蛍光でラベルされた分子が、fLオーダーの微小観察領域を出入りする際に検出される蛍光シグナルの時間的変化をゆらぎとして観測するのがFCS(蛍光相関分光法)です。これを発展させたものが FCCS(蛍光相互相関分光法)です。異なる二色のゆらぎ間の相互相関を解析することで、二分子間の相互作用を検出することができます。FCCS技術では二つの蛍光色素を全く同時に励起することが必要ですが、従来の技術では二つのレーザーを用いて同時励起し、それぞれのシグナルを同時取得する方法が採られていました。この方法では、(1)二つのレーザーの焦点を同一の微小領域に合わせこむことが難しい、(2)二つの蛍光シグナル間でクロストークが起こる、(3)FRET(Fluorescence Resonance Energy Transfer)が起こる、という問題があります。ストークスシフトの大きいKeimaを、ストークスシフトの小さいCFPと組み合わせることで上記の問題は解消されます。

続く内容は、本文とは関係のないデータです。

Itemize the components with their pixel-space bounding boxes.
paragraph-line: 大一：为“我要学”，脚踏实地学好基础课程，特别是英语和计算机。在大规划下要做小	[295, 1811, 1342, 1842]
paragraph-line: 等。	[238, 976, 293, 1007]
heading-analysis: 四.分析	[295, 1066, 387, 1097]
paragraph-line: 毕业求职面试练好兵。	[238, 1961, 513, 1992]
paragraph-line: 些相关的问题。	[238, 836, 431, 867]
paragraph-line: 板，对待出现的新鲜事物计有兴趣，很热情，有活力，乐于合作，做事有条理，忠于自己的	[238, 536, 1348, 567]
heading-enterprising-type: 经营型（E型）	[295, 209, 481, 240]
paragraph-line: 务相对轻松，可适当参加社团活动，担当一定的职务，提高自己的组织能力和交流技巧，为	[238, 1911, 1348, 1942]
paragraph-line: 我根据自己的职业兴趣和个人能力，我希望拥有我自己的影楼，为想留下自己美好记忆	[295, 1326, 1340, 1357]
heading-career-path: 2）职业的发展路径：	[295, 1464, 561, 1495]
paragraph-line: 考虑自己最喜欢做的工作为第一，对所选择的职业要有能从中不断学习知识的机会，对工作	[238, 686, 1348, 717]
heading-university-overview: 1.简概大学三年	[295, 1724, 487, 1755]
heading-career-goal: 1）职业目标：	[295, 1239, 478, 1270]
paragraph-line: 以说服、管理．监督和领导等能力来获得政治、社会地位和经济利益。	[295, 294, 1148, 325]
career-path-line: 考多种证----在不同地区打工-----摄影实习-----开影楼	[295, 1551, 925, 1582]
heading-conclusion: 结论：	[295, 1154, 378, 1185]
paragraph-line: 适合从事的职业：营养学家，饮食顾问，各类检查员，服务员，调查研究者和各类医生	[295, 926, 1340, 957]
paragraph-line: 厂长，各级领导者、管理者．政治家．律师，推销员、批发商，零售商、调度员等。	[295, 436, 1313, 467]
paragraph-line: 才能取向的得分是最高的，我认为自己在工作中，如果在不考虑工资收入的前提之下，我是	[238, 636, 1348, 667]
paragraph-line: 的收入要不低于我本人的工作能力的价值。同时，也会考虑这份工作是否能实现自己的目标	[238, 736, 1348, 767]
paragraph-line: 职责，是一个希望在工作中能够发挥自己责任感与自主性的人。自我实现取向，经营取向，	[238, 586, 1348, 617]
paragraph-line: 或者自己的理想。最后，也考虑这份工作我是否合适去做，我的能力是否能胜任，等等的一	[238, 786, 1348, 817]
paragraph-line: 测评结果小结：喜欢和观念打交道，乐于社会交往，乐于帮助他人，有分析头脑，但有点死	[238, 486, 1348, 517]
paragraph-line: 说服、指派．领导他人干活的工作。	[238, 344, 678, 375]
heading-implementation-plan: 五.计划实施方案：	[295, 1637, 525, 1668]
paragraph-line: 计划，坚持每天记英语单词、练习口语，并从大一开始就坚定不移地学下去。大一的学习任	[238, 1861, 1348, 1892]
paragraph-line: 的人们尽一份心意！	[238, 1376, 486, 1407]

Keima-CFPペアを用いたFCCS技術のアプリケーションを二つ紹介します。

  1. Caspase-3によるペプチド分解の検出:酵素による分解が進行する様子を経時的に観察しました(図2-a)。
  2. CaMとCaMKIのカルシウム依存的な相互作用の検出: CaMKIが比較的大きなタンパク質であるにも関わらず、相互作用の有無を再現性よく検出することができました。検出効率はKeimaやCFPの連結方法に影響されませんでした(図2-b)。分子間相互作用を検出するうえで、分子のサイズや連結方法に影響されないことは重要です。

Keimaの使用によって一つのレーザーを用いる簡便なFCCS技術が開発されました。FCCS機器の低価格化およびFCCS技術の普及が期待されます。創薬におけるリード化合物探索の効率の向上につながるものと期待されます。

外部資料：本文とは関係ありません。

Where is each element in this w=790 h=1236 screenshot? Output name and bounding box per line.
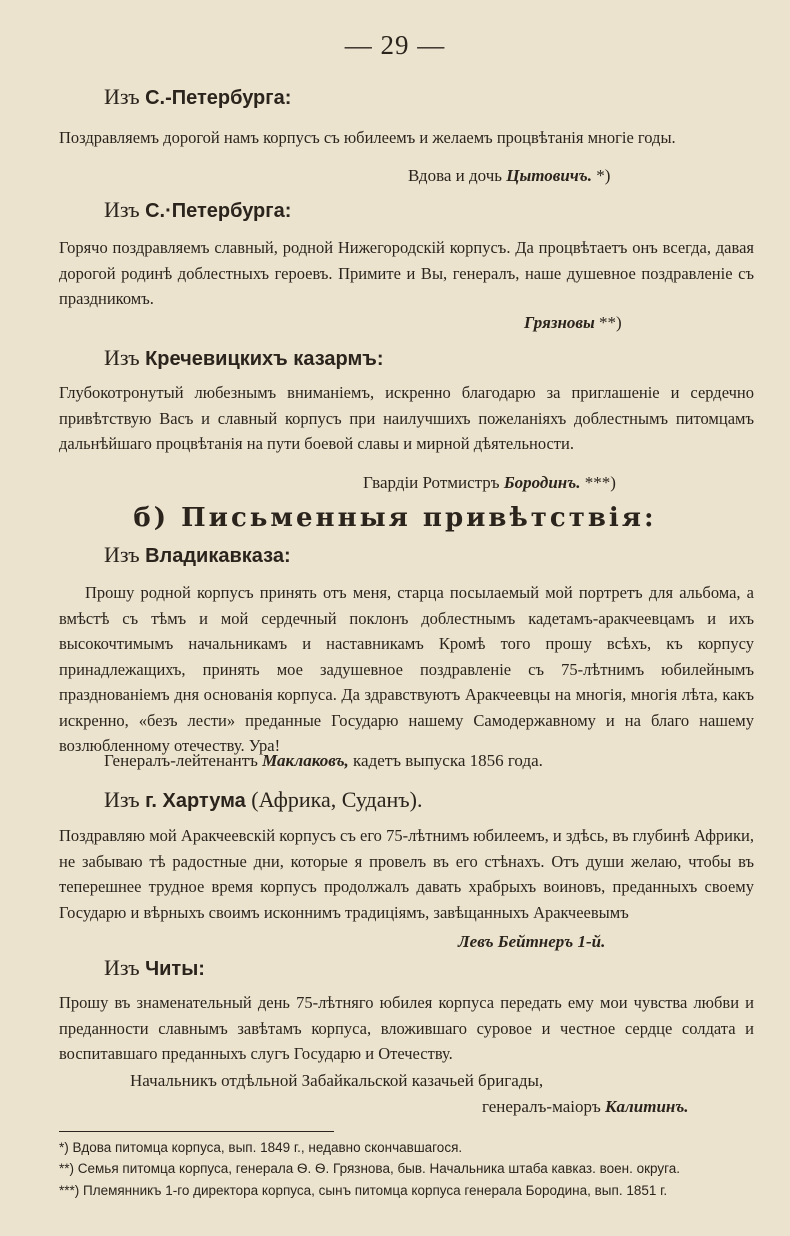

複数の現象を同時に観ることで、複雑に絡み合う現象を紐解くように解析することが重要になってきています。Keimaと他の蛍光分子を細胞内小器官に設置し、458nmのアルゴンレーザーで励起することで同時6色のマルチカラーイメージングを行うことができました(図3)。


Takako Kogure, Satoshi Karasawa, Toshio Araki, Kenta Saito, Masataka Kinjo and Atsushi Miyawaki: Nature Biotechnology 24, 577-581 (2006).